Há uma narrativa recorrente no mundo contemporâneo que o espaço público precisa ser neutro. Neutro em relação à religião, símbolos tradicionais, e convicções profundas que, por séculos, moldaram civilizações inteiras.
Mas essa neutralidade é uma ilusão cuidadosamente administrada.
O caso recente envolvendo o Crvena Zvezda escancarou essa tensão. Uma torcida ergue um ícone cristão, acompanhado da frase “Que nossa fé nos conduza à vitória”. A resposta da UEFA foi imediata: multa, enquadramento, censura. A justificativa? “mensagem não apropriada para um evento esportivo”.

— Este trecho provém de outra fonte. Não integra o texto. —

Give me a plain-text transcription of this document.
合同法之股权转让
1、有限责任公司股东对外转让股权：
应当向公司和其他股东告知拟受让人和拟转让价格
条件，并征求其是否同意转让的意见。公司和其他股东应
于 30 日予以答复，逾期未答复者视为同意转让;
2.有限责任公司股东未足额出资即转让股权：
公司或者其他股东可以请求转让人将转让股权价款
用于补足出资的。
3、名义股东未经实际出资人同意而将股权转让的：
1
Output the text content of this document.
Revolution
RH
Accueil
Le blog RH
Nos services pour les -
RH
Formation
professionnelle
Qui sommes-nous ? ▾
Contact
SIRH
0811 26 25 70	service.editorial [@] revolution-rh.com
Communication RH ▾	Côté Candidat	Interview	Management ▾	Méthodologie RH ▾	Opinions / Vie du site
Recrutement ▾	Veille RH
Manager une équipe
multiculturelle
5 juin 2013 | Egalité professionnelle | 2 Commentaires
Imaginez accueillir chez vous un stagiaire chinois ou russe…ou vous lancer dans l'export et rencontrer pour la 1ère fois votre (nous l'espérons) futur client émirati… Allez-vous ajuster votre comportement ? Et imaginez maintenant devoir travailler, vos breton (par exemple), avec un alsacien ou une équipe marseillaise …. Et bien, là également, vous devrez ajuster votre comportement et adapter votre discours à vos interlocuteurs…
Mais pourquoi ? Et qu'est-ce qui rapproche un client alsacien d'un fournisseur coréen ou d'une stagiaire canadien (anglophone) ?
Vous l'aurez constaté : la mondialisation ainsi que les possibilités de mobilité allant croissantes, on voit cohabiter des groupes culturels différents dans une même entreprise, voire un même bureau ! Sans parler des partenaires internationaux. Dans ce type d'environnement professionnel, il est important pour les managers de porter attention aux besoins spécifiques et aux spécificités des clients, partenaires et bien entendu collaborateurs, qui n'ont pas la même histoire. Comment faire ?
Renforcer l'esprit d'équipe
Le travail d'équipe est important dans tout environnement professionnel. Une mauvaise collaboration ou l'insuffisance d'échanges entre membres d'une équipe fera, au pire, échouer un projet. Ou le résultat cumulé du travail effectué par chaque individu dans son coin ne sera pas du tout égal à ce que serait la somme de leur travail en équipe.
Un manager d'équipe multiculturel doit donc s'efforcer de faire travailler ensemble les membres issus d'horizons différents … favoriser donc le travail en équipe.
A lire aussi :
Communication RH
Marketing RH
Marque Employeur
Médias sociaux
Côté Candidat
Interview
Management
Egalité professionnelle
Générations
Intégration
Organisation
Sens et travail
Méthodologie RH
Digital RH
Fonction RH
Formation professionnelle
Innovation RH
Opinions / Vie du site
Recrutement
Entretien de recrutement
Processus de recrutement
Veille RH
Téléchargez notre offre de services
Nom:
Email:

Mas o que define o que é apropriado?
Eric Voegelin, um dos mais agudos intérpretes do século XX, alertava para o surgimento das chamadas “religiões políticas”, sistemas modernos que reorganizam a vida coletiva com linguagem moral absoluta, símbolos, rituais e códigos de pertencimento. Não são religiões no sentido clássico, mas funcionam como tais no plano existencial.
Vivemos um momento em que determinadas causas são elevadas à condição de valores universais incontestáveis. Campanhas institucionais pelo BLM, símbolos amplamente divulgados do LGBT, tudo não apenas permitido, mas promovido. Ao mesmo tempo, expressões religiosas tradicionais são deslocadas para o campo do “privado”, do “inadequado” ou do “potencialmente divisivo”.
O ponto é a assimetria.
Quando algumas narrativas são institucionalizadas como moral pública e outras são restringidas como manifestações particulares, o espaço deixa de ser neutro. Ele passa a ser filtrado, editado.
O estádio torna-se um ambiente regulado por uma espécie de liturgia secular.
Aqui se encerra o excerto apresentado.